Wednesday, February 10, 2010

Texas Textbook Selection Could Effect The Country

I have heard from several people lately about how the right wants to indoctrinate our children in schools with religion etc.

More often, especially in light of the powerful leftist National Education Association, it seems that our children are being more and more subject to a secularist and politically correct education in our public schools.

Here is a point in the case with this video clip. The state of Texas is considering buying new history text books. The purchase of which text book is determined by a fifteen person panel; therefore, a majority of eight would determine the books to be purchased.

The problem is that, along with California, Texas is the biggest purchaser of text books in the country, so what eight people decide to buy will likely have huge ramifications on what is bought by school districts throughout the nation. That is a lot of power when it comes to educating our children.

This would be okay, if done responsibly, however, when those sitting on this board have a left-wing agenda, the consequences for our children and our nation could be very bad indeed.

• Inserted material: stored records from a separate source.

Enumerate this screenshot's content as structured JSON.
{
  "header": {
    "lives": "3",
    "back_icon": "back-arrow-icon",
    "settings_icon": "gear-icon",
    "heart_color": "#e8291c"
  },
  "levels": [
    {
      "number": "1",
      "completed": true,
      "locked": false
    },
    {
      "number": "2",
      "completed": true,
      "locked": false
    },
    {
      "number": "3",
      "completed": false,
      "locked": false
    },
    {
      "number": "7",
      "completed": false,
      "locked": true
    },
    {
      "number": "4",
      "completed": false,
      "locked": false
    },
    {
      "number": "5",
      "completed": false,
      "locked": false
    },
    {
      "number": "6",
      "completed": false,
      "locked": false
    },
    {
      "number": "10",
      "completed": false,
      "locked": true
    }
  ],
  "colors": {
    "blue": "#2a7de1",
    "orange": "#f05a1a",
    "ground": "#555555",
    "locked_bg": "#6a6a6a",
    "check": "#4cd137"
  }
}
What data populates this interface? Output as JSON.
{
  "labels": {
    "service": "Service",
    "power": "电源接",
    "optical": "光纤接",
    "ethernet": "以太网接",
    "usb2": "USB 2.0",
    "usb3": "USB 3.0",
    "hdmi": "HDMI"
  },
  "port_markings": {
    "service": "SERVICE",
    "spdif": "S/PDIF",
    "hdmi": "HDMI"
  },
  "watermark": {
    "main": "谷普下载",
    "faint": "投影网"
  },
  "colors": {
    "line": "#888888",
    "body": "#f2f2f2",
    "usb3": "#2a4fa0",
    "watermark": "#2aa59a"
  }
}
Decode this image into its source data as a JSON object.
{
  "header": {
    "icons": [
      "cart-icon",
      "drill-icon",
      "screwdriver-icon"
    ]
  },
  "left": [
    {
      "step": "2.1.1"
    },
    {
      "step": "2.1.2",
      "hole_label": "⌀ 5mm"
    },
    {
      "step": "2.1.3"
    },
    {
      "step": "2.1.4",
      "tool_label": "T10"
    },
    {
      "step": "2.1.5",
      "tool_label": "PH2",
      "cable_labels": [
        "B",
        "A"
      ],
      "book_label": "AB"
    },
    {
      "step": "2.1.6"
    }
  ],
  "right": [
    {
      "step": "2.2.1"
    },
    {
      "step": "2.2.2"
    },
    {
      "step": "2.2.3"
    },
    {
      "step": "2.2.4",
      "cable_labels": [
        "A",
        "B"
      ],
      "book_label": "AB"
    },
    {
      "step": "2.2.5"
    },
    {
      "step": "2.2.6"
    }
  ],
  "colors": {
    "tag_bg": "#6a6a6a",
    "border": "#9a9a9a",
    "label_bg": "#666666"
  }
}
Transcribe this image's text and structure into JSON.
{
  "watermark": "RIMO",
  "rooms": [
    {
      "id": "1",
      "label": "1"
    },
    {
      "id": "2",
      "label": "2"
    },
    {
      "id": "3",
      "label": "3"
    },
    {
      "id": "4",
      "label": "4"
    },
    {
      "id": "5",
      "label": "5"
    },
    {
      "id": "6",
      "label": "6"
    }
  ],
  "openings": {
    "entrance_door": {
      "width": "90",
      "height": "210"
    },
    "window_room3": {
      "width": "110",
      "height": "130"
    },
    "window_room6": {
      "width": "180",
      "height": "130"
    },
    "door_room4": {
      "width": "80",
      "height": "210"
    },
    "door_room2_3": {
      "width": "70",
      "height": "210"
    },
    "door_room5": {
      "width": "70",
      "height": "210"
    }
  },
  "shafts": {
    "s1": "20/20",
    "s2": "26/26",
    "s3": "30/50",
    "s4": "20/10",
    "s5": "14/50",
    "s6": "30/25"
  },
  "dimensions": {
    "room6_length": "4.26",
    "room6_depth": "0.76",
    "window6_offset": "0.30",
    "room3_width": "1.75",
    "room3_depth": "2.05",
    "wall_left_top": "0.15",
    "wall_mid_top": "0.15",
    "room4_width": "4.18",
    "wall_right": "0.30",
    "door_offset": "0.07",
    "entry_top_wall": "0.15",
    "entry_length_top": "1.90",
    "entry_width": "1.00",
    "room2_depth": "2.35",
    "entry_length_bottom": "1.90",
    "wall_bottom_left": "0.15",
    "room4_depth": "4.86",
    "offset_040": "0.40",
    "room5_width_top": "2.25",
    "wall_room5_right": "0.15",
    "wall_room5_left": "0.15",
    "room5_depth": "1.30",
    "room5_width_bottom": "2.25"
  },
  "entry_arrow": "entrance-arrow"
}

Watch the short video to see what I mean....

2 comments:

Dave Splash said...

I agree. Eight people determining what the majority of school kids are being taught is a frightening thing. Except in the case of Texas, it is a right wing agenda that is being pushed. Teaching kids about Phyllis Schlafley, or that the civil rights movement was controlled by communists, or that the only legitimate American political movement in the last 50 years was the Contract with America is just biased and wrong. You'd have to agree with that. I mean, they voted down even mentioning Ted Kennedy and Sonia Sotomayor! Not a mention. In a state like Texas, with its large Latino population, they would ignore the first Hispanic Justice to the Supreme Court?

I think we agree that politics should not enter into school curriculum, but I guess we disagree on what is happening in Texas. Frankly, I would worry about Texas kids if they are only taught what is being proposed.

Anonymous said...

I definitely agree. This will only promote further ignorance and future hatred/prejudice. Every affiliation and group is run and filled with humans, none are perfect; so to think one small group should decide on what is learned by many is quite false. And actually i would say that it is more "communist" than anything else. But since this is a republican proposition, and they love to make socialism claims, none have been made towards this idea. They make claims as to their rights of this, but what about the students rights to learn as well.